After rebuffing AB InBev’s advances on several occasions over the past month, SABMiller’s board have now indicated their agreement with an offer £44 per share, which represents a significant premium of around 50% over and above the value of SABMiller’s shares before rumours of a takeover first emerged in mid-September.

If the proposed takeover is completed it will be the latest in a series of aggressive expansions by AB InBev over the past decade, the brewer having already snapped up the makers of Stella Artois and Budweiser amongst others. The end result will be the creation of a brewing behemoth that would dominate beer markets across the world and make approximately one third of the world’s beer.

The deal will inevitably be of great interest to guardians of competition law across the world. This scrutiny will be fiercest in the USA where AB InBev has already faced considerable resistance from the Department of Justice. In 2013 the DoJ initially blocked AB InBev’s much smaller acquisition of Corona brewer Grupo Modelo, and it is currently investigating allegations that AB InBev are deliberately buying up distributors to stymie the growth of booming craft beer industry.

If the SAB Miller takeover is completed it is estimated a combined group will cover 78 per cent of the US market, a share that will no doubt be unpalatable for the regulators. It is therefore widely acknowledged that the new conglomerate will have to sell off, or “divest”, some of its business to satisfy the authorities. The most likely example of this would be the sale of MillerCoors to Molson Coors – SABMiller’s joint venture partner in MillerCoors who have a first right of refusal for any sale of the business. Interestingly, one of the key terms of the deal is a clause that provides for a $3bn break fee payable by AB InBev if the deal falls through because of competition restrictions.

The takeover first must be concluded, however, and AB InBev now have until 28 October 2015 to formalise their offer. Even if matters progress smoothly from here to completion, the spectre of competition legislation across the globe is likely to hang heavily over the deal for some time to come.

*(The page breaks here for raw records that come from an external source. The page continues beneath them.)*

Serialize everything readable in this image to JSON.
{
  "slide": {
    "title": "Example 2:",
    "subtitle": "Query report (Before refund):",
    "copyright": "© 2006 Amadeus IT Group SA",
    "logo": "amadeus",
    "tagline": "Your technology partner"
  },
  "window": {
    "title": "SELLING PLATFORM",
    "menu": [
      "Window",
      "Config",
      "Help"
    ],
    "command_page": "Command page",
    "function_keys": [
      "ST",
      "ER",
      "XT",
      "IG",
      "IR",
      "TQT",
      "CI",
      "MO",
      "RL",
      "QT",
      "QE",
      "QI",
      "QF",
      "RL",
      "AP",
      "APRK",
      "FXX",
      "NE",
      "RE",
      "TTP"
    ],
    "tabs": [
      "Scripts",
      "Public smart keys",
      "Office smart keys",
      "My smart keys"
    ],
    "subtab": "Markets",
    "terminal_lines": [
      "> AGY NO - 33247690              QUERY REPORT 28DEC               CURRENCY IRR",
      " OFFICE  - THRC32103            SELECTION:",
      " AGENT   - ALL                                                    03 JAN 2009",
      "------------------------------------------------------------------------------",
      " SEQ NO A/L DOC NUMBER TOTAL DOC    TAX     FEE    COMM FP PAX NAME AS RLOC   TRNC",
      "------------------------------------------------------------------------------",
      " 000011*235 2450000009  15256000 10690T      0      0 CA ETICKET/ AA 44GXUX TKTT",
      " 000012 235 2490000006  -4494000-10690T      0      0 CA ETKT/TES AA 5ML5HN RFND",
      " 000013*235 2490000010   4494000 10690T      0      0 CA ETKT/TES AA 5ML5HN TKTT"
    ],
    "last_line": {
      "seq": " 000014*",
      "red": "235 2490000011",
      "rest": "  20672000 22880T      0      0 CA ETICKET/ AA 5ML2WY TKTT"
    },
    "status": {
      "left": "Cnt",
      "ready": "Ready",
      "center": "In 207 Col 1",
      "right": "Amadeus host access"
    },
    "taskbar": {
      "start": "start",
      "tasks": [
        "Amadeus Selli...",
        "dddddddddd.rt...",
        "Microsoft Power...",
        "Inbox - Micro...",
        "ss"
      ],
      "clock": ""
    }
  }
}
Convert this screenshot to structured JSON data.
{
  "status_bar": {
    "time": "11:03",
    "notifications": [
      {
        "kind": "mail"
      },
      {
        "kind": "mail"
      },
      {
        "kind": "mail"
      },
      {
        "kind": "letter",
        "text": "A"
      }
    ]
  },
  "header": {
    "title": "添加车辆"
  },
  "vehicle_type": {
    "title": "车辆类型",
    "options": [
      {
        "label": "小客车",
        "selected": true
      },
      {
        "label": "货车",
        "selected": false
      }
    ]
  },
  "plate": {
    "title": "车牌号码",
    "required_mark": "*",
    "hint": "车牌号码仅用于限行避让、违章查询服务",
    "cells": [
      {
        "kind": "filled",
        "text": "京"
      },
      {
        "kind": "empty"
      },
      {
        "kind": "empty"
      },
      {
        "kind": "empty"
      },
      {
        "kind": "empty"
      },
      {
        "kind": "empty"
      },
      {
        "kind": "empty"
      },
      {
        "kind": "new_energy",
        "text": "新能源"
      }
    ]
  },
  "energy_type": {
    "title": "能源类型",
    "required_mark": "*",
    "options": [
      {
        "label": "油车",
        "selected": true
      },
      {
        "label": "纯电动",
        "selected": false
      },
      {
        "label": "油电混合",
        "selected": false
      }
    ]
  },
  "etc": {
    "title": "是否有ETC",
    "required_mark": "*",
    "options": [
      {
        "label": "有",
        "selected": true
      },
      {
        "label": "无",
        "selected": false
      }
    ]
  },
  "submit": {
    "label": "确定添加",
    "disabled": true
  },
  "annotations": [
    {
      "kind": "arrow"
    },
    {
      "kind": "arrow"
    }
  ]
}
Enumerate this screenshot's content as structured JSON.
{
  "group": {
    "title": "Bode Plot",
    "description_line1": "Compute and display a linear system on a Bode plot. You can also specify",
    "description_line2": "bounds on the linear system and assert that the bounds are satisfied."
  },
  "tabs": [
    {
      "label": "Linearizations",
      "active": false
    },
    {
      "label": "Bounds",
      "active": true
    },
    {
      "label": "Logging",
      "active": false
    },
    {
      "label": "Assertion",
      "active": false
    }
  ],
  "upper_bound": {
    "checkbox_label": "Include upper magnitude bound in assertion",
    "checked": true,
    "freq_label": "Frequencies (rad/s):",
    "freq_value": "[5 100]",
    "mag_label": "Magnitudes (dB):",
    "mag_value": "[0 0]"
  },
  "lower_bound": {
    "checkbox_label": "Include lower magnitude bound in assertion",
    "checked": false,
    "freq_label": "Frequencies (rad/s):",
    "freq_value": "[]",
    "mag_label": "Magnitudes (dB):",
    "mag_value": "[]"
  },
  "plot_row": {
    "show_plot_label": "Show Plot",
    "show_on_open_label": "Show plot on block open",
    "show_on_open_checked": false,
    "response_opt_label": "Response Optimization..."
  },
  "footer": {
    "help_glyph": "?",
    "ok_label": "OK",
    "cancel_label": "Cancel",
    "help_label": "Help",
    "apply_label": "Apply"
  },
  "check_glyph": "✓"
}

If you require any advice or assistance on Corporate and Restructuring matters please do not hesitate to Pauline Rigby either by email at pauline.rigby@forbessolicitors.co.uk or on 0800 321 3258.

Pauline Rigby

About Pauline Rigby

Pauline Rigby is Head of the Corporate and Restructuring team at Forbes Solicitors. Pauline’s blogs cover a wide range of corporate issues, specifically areas including company formation, banking, joint ventures and shareholder matters, contractual matters and equity fundraising or investing.
This entry was posted in Corporate & Restructuring and tagged , , , , , .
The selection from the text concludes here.